Mongolian private companies need to attract investment in order to expand their businesses. Also, there are many transparent, socially responsible and professionally managed companies that wish to raise money for funding from the domestic capital market.

The part where there is a surplus of capital

The biggest accumulation of capital in our society is social insurance and pension funds that altogether deduct almost 10 percent of everyone’s salary. Certain parts of these funds are used for long-term investments to develop infrastructure.

However, we can no longer see any report that tells us how much capital the Mongolian pension fund has and where it is today. Mongolians now do not know how much money they have in their accounts. A total of 800 billion MNT is collected by the pension fund a year, but they spend it all on the provision of pension. Therefore, capital accumulation is currently out of the question.

Many international experiences show that a large amount of capital can be accumulated and grown further through the capital market by establishing private pension funds and employers raising a good volume of capital in accordance with the capital contributed by their employees. Despite not being a legal entity, XacBank, Golomt Bank and Wagner Asia Company are running a pension accumulation account in Mongolia.

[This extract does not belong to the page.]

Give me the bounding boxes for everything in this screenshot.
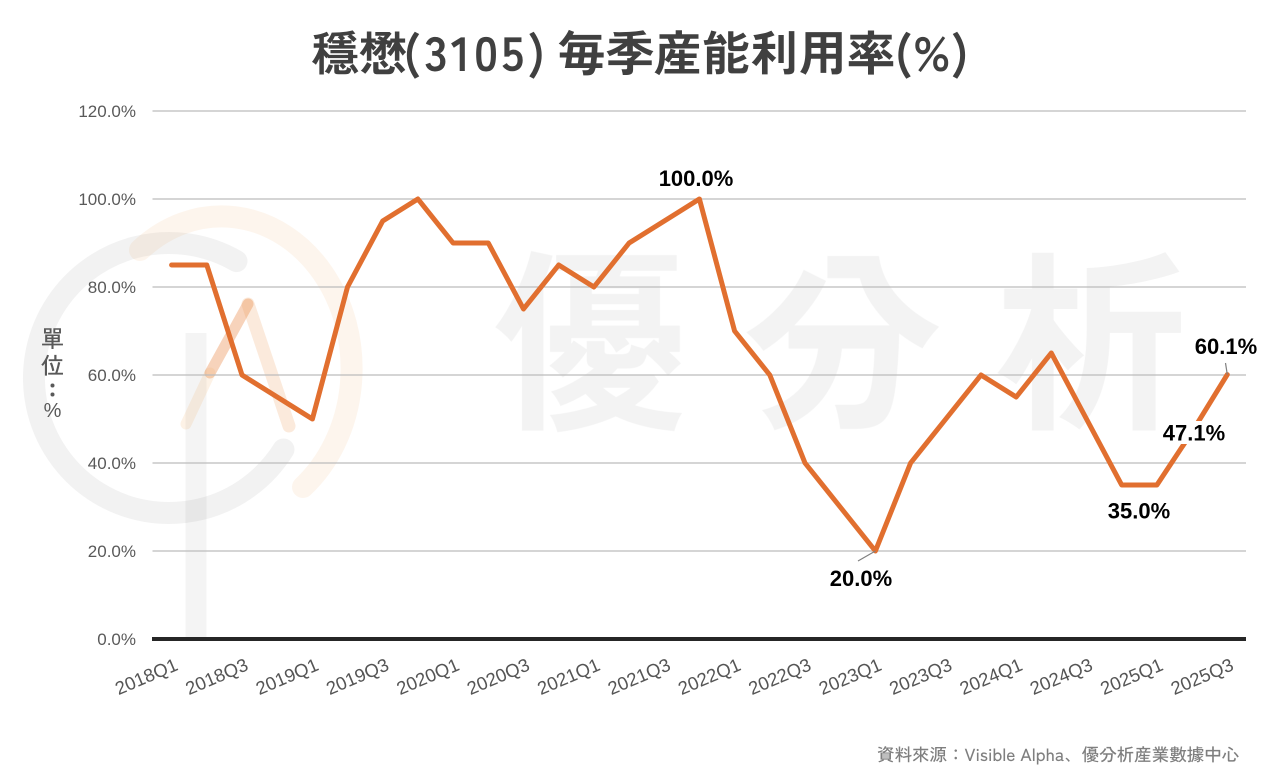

Although the Government of Mongolia established more than 30 specialized funds at its ministries and they claim that the total accumulated capital has been put into a special account of the state fund, no reports on revenue and expenditure are available to the public.

It is said that the most savings in commercial banks are owned by only a handful of people. If this kind of money has more income than commercial bank rates, it goes to the capital market very quickly.

Connecting bridge

There is a surplus of capital on one side of the river and a lack of capital on the other side. However, the financial soft infrastructure that can connect the two has not been formed in Mongolia yet. Therefore, our financial market development is not progressing from its initial stage.

Many governments have believed in managing commercial banks through the central bank, developing the money market and implementing the budget policy in good alignment with them. However, this attempt of theirs to go on the heavy gear is not helping the loan rates to be reduced or the shortage of money to cease.
Is the government not aware of the existence of a great amount of capital if utilized correctly? Or, are they not paying enough attention to it? We need to collect this capital, reallocate into the parts of economy that need it, establish the necessary institutions, create the relevant soft infrastructure and, particularly, pass the new securities law.

Mongolian laws are passed in order to control, restrict or wipe out anyone who came up with an initiative rather than focusing on developing specific industries or sectors. The new securities serves a similar purpose. The investment fund law must be passed along with the securities law.